Sustainable Living
Monday, June 28th, 2010By Shawn Dell Joyce
We Americans complain bitterly about the rising cost of food. Most Americans don’t realize just how good we really have it in the land of plenty. In other countries where people make much less money, they spend a much higher percentage of their income on food.
Wealthier industrialized nations spend a small percentage of their weekly budgets on food. According to the Economic Research Service, part of the U.S.D.A., we spend only 5.7 percent of our total household budget on food. In the U.K. and Denmark, people spend between up to 10 percent compared to people in less developed nations who spend from 40 to 50 percent. Azerbaijan tops the chart at 50.4 percent.
In their delicious book, Hungry Planet: What the World Eats, photographer Peter Menzel and writer Faith D’Aluisio document the weekly food budgets of twenty-four international families in full-color photos. A family of eight in Guatemala spends 573 Quetzales (equivalent of $75.70) in groceries each week. The average yearly income is around $4,000, making groceries the highest expense for most families. Most families grow a good portion of what they eat, and barter with the excess.

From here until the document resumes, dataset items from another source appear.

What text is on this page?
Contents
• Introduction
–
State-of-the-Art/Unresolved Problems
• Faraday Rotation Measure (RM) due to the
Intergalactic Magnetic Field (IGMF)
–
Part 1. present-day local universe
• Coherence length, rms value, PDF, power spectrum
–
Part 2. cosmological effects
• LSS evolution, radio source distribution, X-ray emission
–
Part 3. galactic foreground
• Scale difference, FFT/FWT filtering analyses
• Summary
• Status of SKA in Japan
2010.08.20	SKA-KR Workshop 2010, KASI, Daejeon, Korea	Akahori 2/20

Meanwhile, back in the states, a family of five can spend a whopping $242.48 per week on groceries out of an average income of $35K per person. While the cost sounds much greater, compared to income and other expenses, Americans eat the cheapest food in the world, and lots of it.
We humans need about 2,000 calories per day to survive. We’ve moved from an average of 2,358 kcal available per person in 1965, to 2,803 kcal in 1999, to a projected of 2,940 in 2015, according to the World Health Organization. But not everyone has equal access to the “all you can eat” buffet. In developing countries; only 2,681 kcals were available per day, while industrialized countries had 3,380 kcals available per day in 1999.
Marion Nestle, author of Food Politics: How the Food Industry Influences Nutrition and Health writes; “Here we have the great irony of modern nutrition: at a time when hundreds of millions of people do not have enough to eat, hundreds of millions more are eating too much and are overweight or obese. Today…more people are overweight than underweight.”
In the U.S. 72 percent of men, and 70 percent of women are overweight. Cheaper food does not translate into healthier food. In fact, our current agricultural policy is to subsidize corn to the point where it is ridiculously cheap and ubiquitous in our food system. So cheap that we even burn it as fuel for our automobiles, a crime against humanity when you consider all starving people that could be fed.
Corn is one of the cheapest food additives, and the single-most highly subsidized crop in the world. This mountain of cheap corn is primarily used in processed foods. Corn and corn syrup products as sweeteners can be found in almost every product on supermarket shelves, and are primary ingredients in most fast foods. That makes processed foods much cheaper than whole, natural and nutritious foods. Plus, they don’t spoil as quickly as fresh produce, and taste better to humans already evolutionarily inclined toward sweet and fatty flavors.
Looking back at our Guatemalan family cited above, their weekly diet consisted mainly of potatoes, rice and beans, and vegetables from their garden. Meat was added to a meal less than once a week. While the American family ate mostly processed foods like canned soups, frozen meals, packaged cookies, cakes, and crackers, and lots of meat. Another major difference is cooking. The Guatemalans eat every meal at home and one person spends most of her time cooking, preparing, and purchasing ingredients for meals. Americans eat one out of three meals at home.
How can we curb our national eating disorder?
–Eat local! When we eat what is grown in our own region we eat healthier, and at the peak of freshness. This is better four our health and the environment, as well as boosting the local economy.
–Grow your own food! Victory gardens helped our grandparents survive the wars and Great Depression. Save money at the grocery store by skipping the imported produce and processed food.
–Eat lower on the food chain! Meat is a threat to our health and environment. Treat it as a condiment and purchase locally-raised meats from farms you trust. www.EatWild.org or www.localharvest.org.